Most rubidgeines went extinct early died out shortly after the start of the lower Daptocephalus Assemblage Zone, with only Rubidgea persisting. Originally, Rubidgea was thought to have persisted into the Lystrosaurus maccaigi-Moschorhinus subzone, going extinct during the Permian-Triassic extinction event. However, recent analysis by Kammerer et al. (2023) found that the supposed upper Daptocephalus AZ records of Rubidgea to be problematic. RS 19, one of the supposed upper Daptocephalus Assemblage Zone specimens, has four upper incisors (an autapomorphy of Inostrancevia), a narrow skull and the absence of pachyostosis. This may suggest that RS 19 may be another specimen of Inostrancevia africana, although more confirmation is needed. RC 598, another specimen that had been attributed to Rubidgea, showed no signs of being a rubidgeine other than its large size. Its skull has been noted to have been narrower than expected for a rubidgeine, although this could be due to distortion. The youngest reliable record of Rubidgea was TM 2002, from the Ripplemead Member of the Balfour Formation, part of the lower subzone of Daptocephalus AZ. This suggests that Rubidgea went extinct during a turnover event that separated the lower and upper subzones. The turnover event that separated the two subzones was likely due to aridification, which saw the decline of lacustrine floodplains, which were replaced by well-drained floodplains.

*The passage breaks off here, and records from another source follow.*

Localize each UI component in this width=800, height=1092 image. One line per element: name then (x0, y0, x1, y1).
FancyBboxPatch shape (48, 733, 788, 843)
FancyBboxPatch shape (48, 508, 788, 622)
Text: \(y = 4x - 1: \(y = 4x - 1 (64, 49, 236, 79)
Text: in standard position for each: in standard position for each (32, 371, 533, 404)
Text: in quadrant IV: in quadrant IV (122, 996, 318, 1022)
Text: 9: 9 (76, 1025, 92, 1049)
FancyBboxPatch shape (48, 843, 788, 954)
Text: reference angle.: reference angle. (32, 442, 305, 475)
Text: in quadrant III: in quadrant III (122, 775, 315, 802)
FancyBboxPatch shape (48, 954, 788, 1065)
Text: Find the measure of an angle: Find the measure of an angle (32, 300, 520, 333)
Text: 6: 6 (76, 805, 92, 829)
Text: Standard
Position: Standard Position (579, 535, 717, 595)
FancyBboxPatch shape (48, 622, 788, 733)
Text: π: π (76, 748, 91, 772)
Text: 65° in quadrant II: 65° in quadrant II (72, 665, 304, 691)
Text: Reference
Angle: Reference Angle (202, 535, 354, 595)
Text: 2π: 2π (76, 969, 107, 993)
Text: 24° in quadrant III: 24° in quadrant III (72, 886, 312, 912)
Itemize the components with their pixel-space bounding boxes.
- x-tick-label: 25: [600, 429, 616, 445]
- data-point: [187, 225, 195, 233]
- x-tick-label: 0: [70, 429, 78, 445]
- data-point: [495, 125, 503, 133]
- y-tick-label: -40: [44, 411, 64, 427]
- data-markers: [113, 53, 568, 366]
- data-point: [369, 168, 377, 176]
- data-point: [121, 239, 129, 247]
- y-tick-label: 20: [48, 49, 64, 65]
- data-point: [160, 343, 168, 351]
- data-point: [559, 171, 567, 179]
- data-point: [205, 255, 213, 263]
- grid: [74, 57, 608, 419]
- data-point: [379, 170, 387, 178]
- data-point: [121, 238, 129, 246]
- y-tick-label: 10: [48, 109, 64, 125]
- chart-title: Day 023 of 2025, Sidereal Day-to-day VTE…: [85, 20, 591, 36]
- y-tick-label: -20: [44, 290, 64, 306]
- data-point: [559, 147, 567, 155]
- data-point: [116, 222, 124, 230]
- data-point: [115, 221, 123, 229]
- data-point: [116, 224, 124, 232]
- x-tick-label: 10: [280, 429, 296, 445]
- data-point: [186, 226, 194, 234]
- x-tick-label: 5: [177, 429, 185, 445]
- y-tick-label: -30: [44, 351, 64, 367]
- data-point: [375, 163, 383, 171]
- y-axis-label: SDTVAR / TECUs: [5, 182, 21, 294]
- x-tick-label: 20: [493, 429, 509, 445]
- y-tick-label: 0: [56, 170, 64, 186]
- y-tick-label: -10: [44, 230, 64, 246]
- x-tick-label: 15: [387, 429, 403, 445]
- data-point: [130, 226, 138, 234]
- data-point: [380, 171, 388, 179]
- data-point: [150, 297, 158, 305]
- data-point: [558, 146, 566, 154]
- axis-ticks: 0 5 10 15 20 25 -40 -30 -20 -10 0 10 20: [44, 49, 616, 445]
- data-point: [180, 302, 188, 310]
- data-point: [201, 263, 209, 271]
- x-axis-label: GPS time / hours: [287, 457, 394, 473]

This turnover event also saw the extinction of many dicynodonts such as Diictodon feliceps and Aulacephalodon bainii, the gorgonopsian Lyaencops, cynodont Procynosuchus delarharpeae, and the therocephalian Theriognathus. The transition also saw the appearance of Lystrosaurus maccaigi, which became increasing abundant following the end of the transition. With its extinction, the apex predator niche would later be filled by the inostranceviine Inostrancevia for the remainder of the Permian.